HOOOLLLLEEEEEE poop.
It has been a minute! I don't really know what to say. I have been so fucked up over everything that is happening in the world. As a life long, boots on the ground civil rights activist, it's DEVASTATING to see everything I and my community have fought so hard for -- every sacrifice, every step forward, be completely undone by a brain-damaged, knuckle-dragging man-child and his goons. And that it's spreading like a rotten, corrosive sickness throughout the rest of the world is nothing short of apocalyptic. We are literally charging ahead at top speed towards our own mutually assured self destruction, and we really don't have anyone ... anything to blame but ourselves. Our hubris, our apathy, our addictions -- our arrogance ... our stupid need to be right even when we know we're full of shit!
It all distills down to our collectively primitive, stubborn need to destroy everything for a three second dopamine rush, and a sad handful of cum.
So, I have taken a step back. I've had too. My greatest skill has always been causality. I can see the patterns. I can predict where this is all going, and how it will end -- even to the point of seeing multiple potential outcomes like one of those "choose your own adventure" books from when I was a kid.

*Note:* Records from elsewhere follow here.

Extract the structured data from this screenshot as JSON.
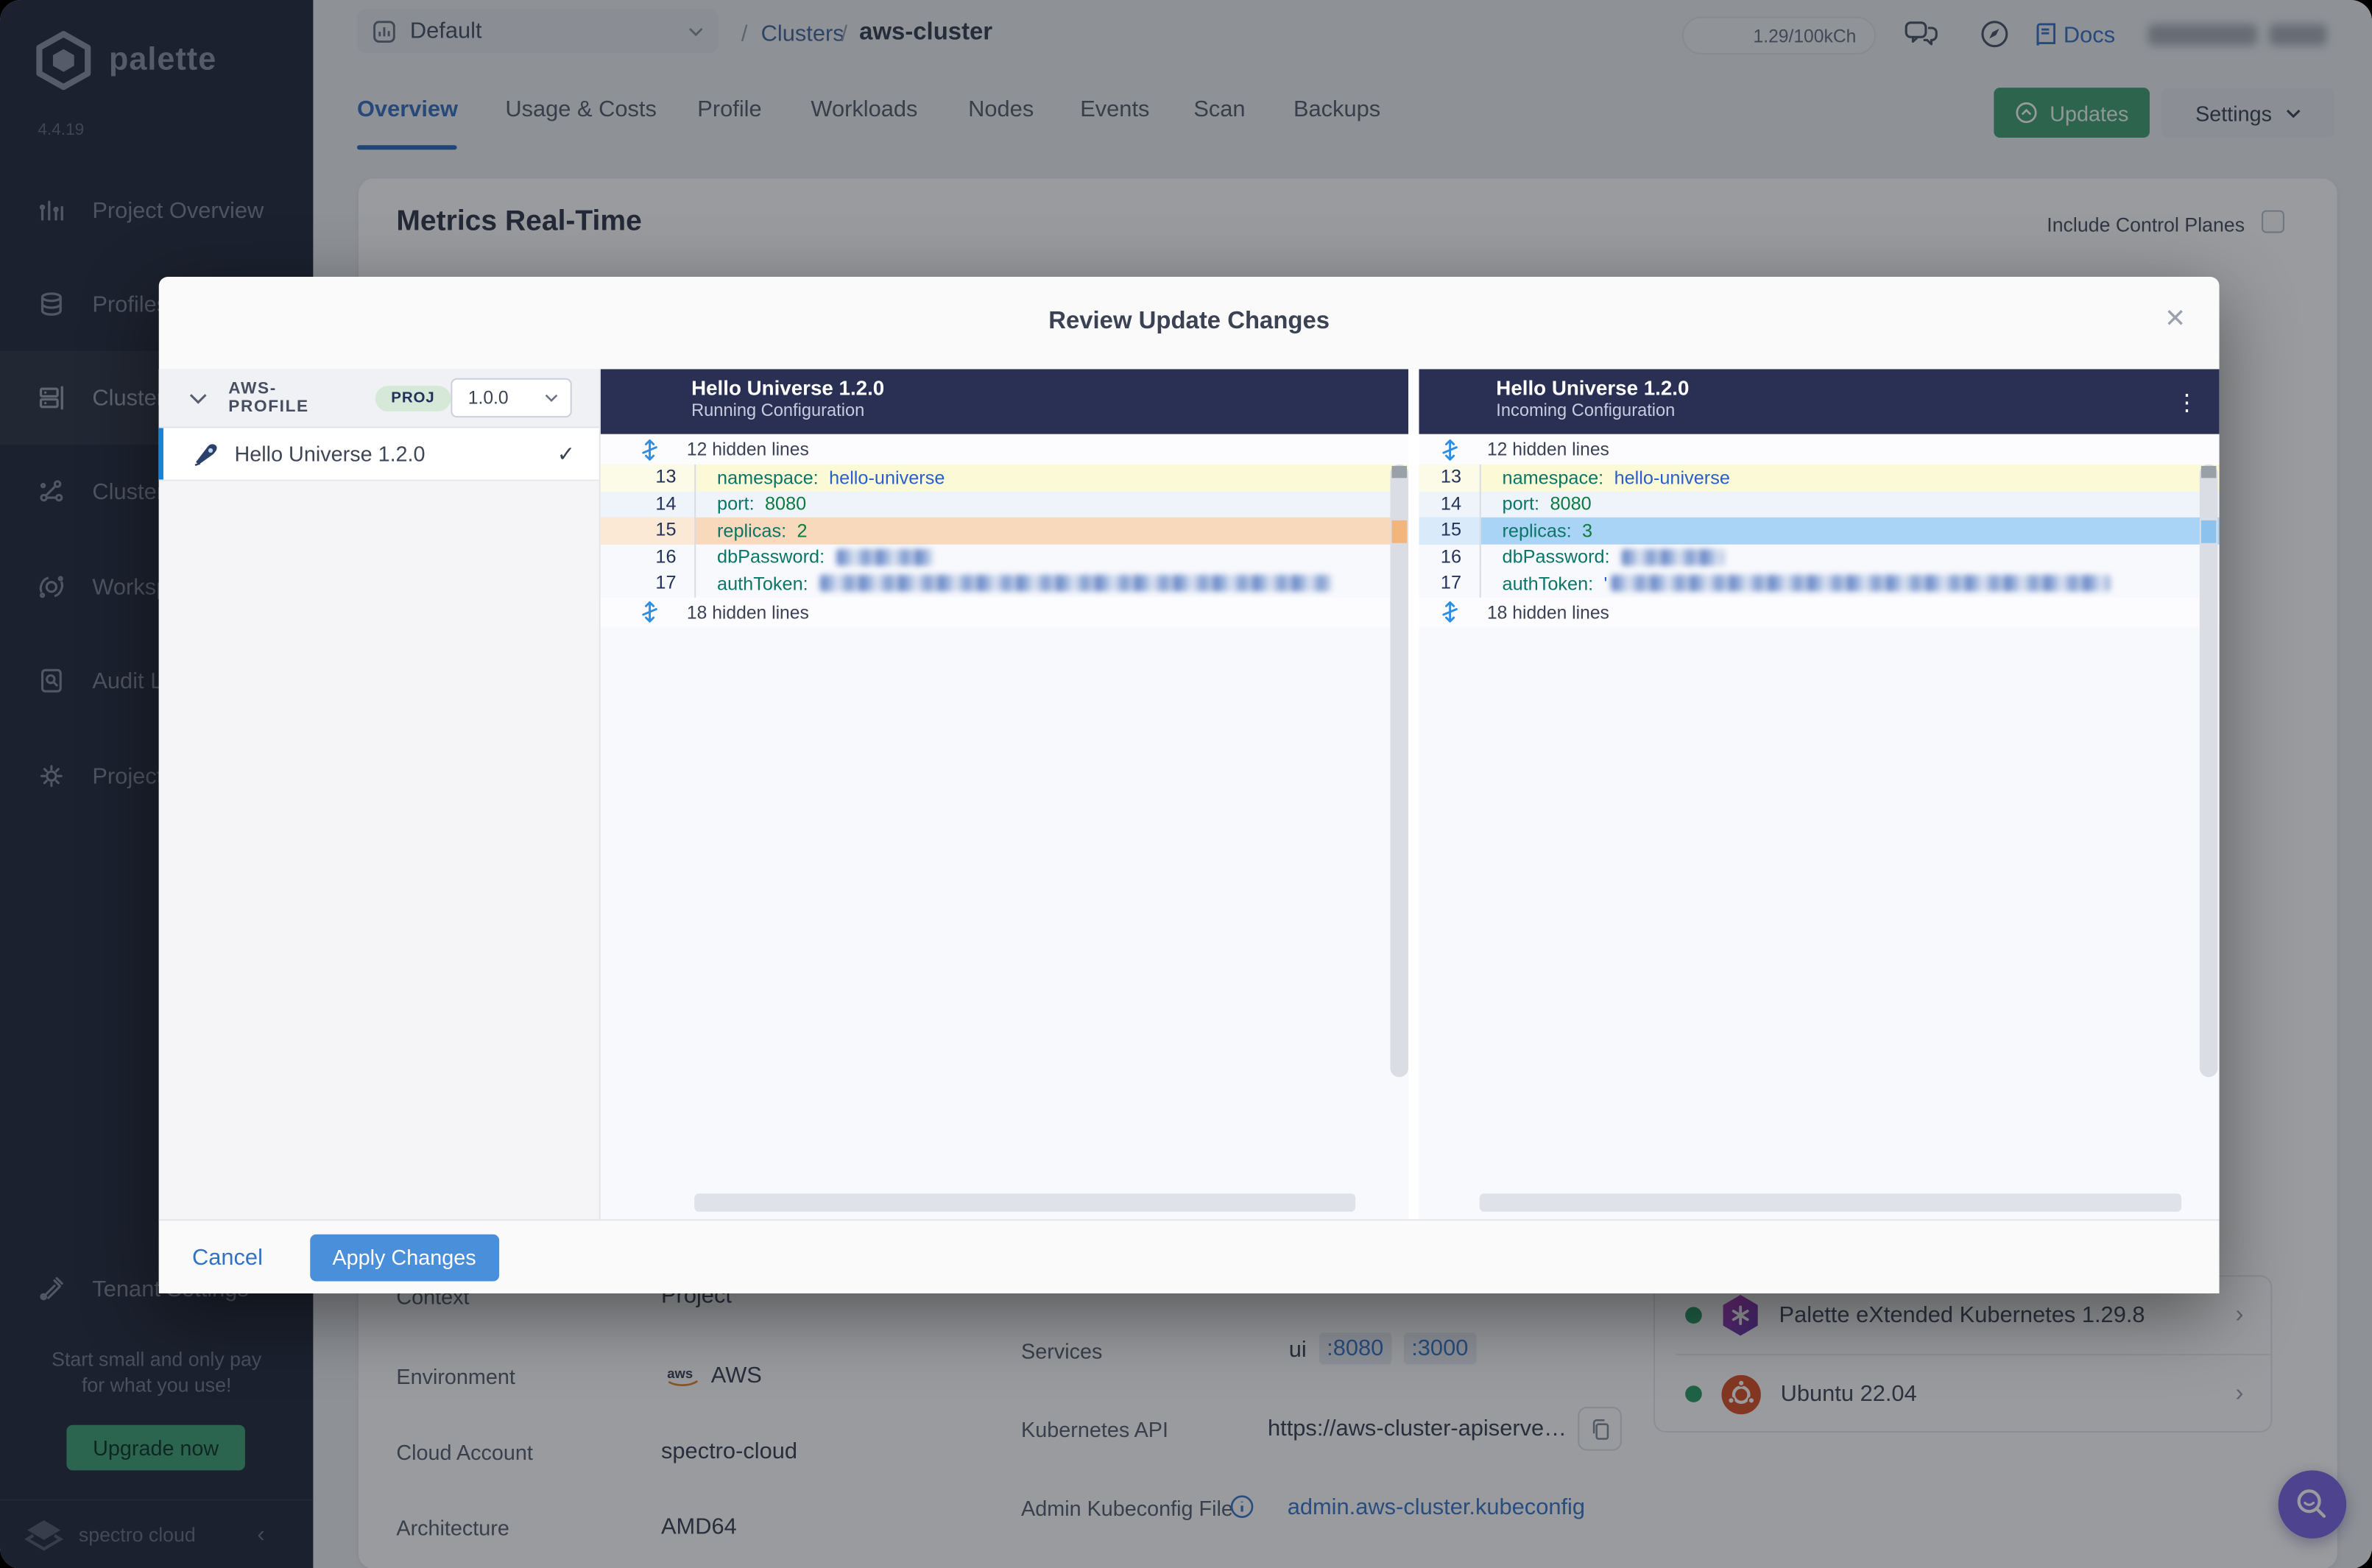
{
  "glyphs": {
    "kebab": "⋮",
    "check": "✓",
    "close": "✕",
    "chevron_right": "›",
    "chevron_left": "‹"
  },
  "colors": {
    "sidebar_bg": "#262e3f",
    "accent_blue": "#4a8fd9",
    "brand_green": "#45a176",
    "diff_removed_bg": "#f8d9bc",
    "diff_added_bg": "#a9d4f5",
    "diff_context_bg": "#fbf9d6",
    "fab_purple": "#7c68e4",
    "header_navy": "#2a3053"
  },
  "sidebar": {
    "brand": "palette",
    "version": "4.4.19",
    "items": [
      {
        "label": "Project Overview"
      },
      {
        "label": "Profiles"
      },
      {
        "label": "Clusters"
      },
      {
        "label": "Cluster Groups"
      },
      {
        "label": "Workspaces"
      },
      {
        "label": "Audit Logs"
      },
      {
        "label": "Project Settings"
      },
      {
        "label": "Tenant Settings"
      }
    ],
    "promo_line1": "Start small and only pay",
    "promo_line2": "for what you use!",
    "upgrade_label": "Upgrade now",
    "footer_brand": "spectro cloud"
  },
  "topbar": {
    "project": "Default",
    "breadcrumb_sep": "/",
    "breadcrumb": [
      {
        "label": "Clusters"
      },
      {
        "label": "aws-cluster"
      }
    ],
    "credits": "1.29/100kCh",
    "docs": "Docs"
  },
  "tabs": {
    "items": [
      "Overview",
      "Usage & Costs",
      "Profile",
      "Workloads",
      "Nodes",
      "Events",
      "Scan",
      "Backups"
    ],
    "updates": "Updates",
    "settings": "Settings"
  },
  "content": {
    "title": "Metrics Real-Time",
    "include_control_planes": "Include Control Planes",
    "details": [
      {
        "label": "Context",
        "value": "Project"
      },
      {
        "label": "Environment",
        "value": "AWS"
      },
      {
        "label": "Cloud Account",
        "value": "spectro-cloud"
      },
      {
        "label": "Architecture",
        "value": "AMD64"
      }
    ],
    "services_label": "Services",
    "services_value": "ui",
    "service_ports": [
      ":8080",
      ":3000"
    ],
    "k8s_api_label": "Kubernetes API",
    "k8s_api_value": "https://aws-cluster-apiserve…",
    "kubeconfig_label": "Admin Kubeconfig File",
    "kubeconfig_value": "admin.aws-cluster.kubeconfig",
    "packs": [
      {
        "name": "Palette eXtended Kubernetes 1.29.8"
      },
      {
        "name": "Ubuntu 22.04"
      }
    ]
  },
  "modal": {
    "title": "Review Update Changes",
    "profile_panel": {
      "name": "AWS-PROFILE",
      "scope_badge": "PROJ",
      "version": "1.0.0",
      "profile": "Hello Universe 1.2.0"
    },
    "diff": {
      "left": {
        "title": "Hello Universe 1.2.0",
        "subtitle": "Running Configuration",
        "hidden_top": "12 hidden lines",
        "hidden_bottom": "18 hidden lines",
        "lines": [
          {
            "n": "13",
            "k": "namespace:",
            "v": "hello-universe"
          },
          {
            "n": "14",
            "k": "port:",
            "v": "8080"
          },
          {
            "n": "15",
            "k": "replicas:",
            "v": "2"
          },
          {
            "n": "16",
            "k": "dbPassword:",
            "redacted": true
          },
          {
            "n": "17",
            "k": "authToken:",
            "redacted": true
          }
        ]
      },
      "right": {
        "title": "Hello Universe 1.2.0",
        "subtitle": "Incoming Configuration",
        "hidden_top": "12 hidden lines",
        "hidden_bottom": "18 hidden lines",
        "lines": [
          {
            "n": "13",
            "k": "namespace:",
            "v": "hello-universe"
          },
          {
            "n": "14",
            "k": "port:",
            "v": "8080"
          },
          {
            "n": "15",
            "k": "replicas:",
            "v": "3"
          },
          {
            "n": "16",
            "k": "dbPassword:",
            "redacted": true
          },
          {
            "n": "17",
            "k": "authToken:",
            "q": "'",
            "redacted": true
          }
        ]
      }
    },
    "cancel": "Cancel",
    "apply": "Apply Changes"
  }
}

In the end, none of it is good.
I see now that at this point, it's about bracing for impact; Surviving the fallout and rebuilding something beautiful out of the ashes. I need to help see this through. Be there to help others.
So, I write. I draw. I work on my health and stay strong, stay sharp -- ready for what's coming.
I know how I sound, but can't you see it? Can't you feel that subtle back draft in the room just before everything detonates? My hackles have been up for ten years. I can smell it in the air and taste the copper of adrenaline in my mouth.
Tell me how you don't, liar. Go on, I dare you.